Die Sanierung der Villa Akazienhof in Gruna hat begonnen, um ein Stadtteilhaus für Begegnung und Kultur zu schaffen. Die Fertigstellung ist für Ende 2027 geplant, mit einem Budget von 3,95 Millionen Euro.
Gruna beginnt mit der Errichtung eines zeitgemäßen Stadtteilhauses

Die Bauarbeiten zur Renovierung der Villa Akazienhof haben begonnen. Gruna wird ein eigenes Stadtteilhaus erhalten, das als zentraler Ort für Begegnungen, kulturelle Veranstaltungen, Beratungen und bürgerschaftliches Engagement dienen soll. Die Fertigstellung der Arbeiten ist für Ende 2027 geplant, sodass das Stadtteilhaus im Frühjahr 2028 in Betrieb genommen werden könnte.

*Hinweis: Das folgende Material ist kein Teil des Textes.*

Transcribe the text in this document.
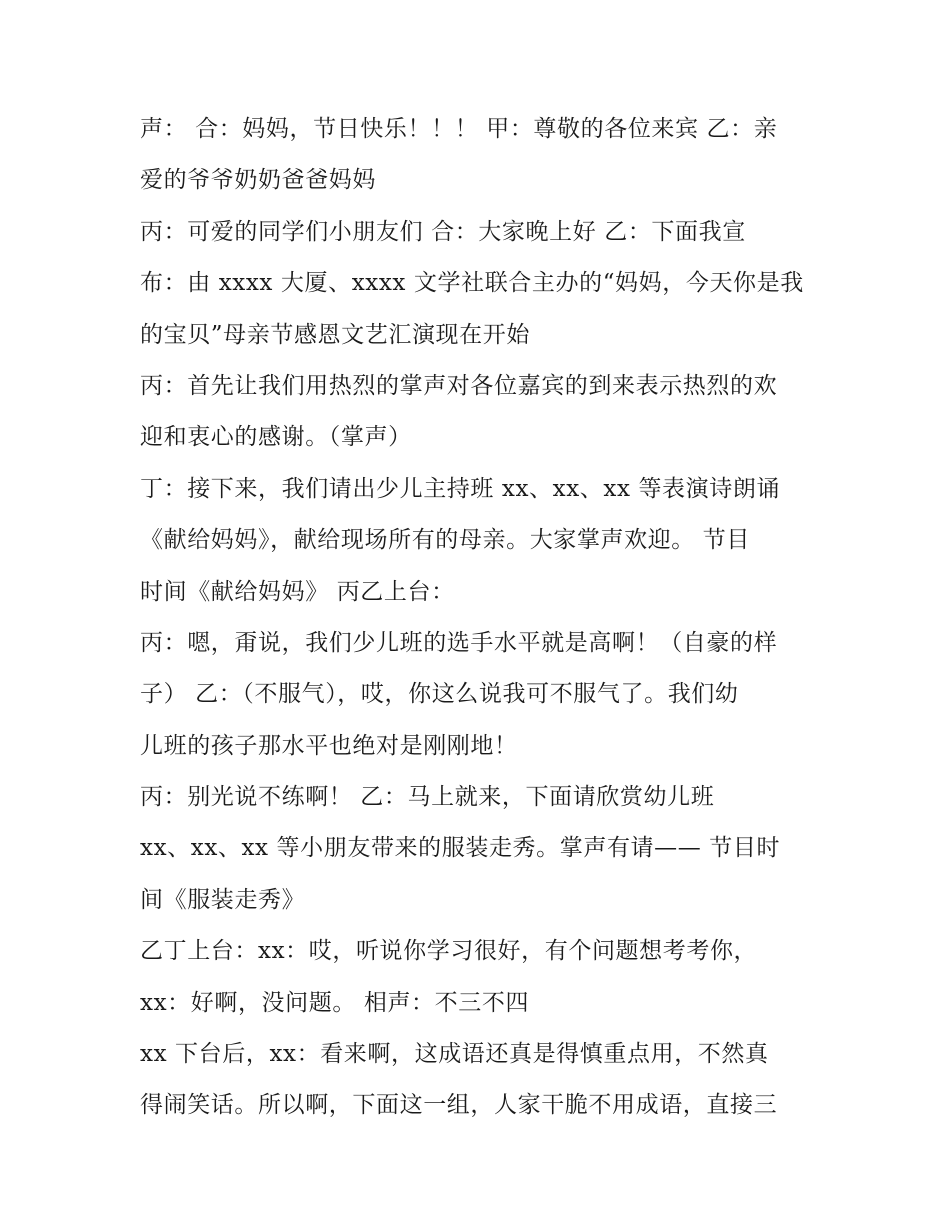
声： 合：妈妈，节日快乐！！！ 甲：尊敬的各位来宾 乙：亲
爱的爷爷奶奶爸爸妈妈
丙：可爱的同学们小朋友们 合：大家晚上好 乙：下面我宣
布：由 xxxx 大厦、xxxx 文学社联合主办的“妈妈，今天你是我
的宝贝”母亲节感恩文艺汇演现在开始
丙：首先让我们用热烈的掌声对各位嘉宾的到来表示热烈的欢
迎和衷心的感谢。（掌声）
丁：接下来，我们请出少儿主持班 xx、xx、xx 等表演诗朗诵
《献给妈妈》，献给现场所有的母亲。大家掌声欢迎。 节目
时间《献给妈妈》 丙乙上台：
丙：嗯，甭说，我们少儿班的选手水平就是高啊！（自豪的样
子） 乙：（不服气），哎，你这么说我可不服气了。我们幼
儿班的孩子那水平也绝对是刚刚地！
丙：别光说不练啊！ 乙：马上就来，下面请欣赏幼儿班
xx、xx、xx 等小朋友带来的服装走秀。掌声有请—— 节目时
间《服装走秀》
乙丁上台：xx：哎，听说你学习很好，有个问题想考考你，
xx：好啊，没问题。 相声：不三不四
xx 下台后，xx：看来啊，这成语还真是得慎重点用，不然真
得闹笑话。所以啊，下面这一组，人家干脆不用成语，直接三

Das historische Gebäude wird umfassend saniert. Alle Wände und Decken werden verstärkt, der Dachstuhl wird erneuert und neu eingedeckt. Zudem wird die gesamte Hausinstallation modernisiert. Bei den Sanierungs- und Umbauarbeiten wird darauf geachtet, einen möglichst großen Teil der Gebäudesubstanz zu erhalten, um den Charakter der historischen Villa zu wahren. Auch die Raumstruktur und die Kubatur des Gebäudes sollen weitgehend beibehalten werden.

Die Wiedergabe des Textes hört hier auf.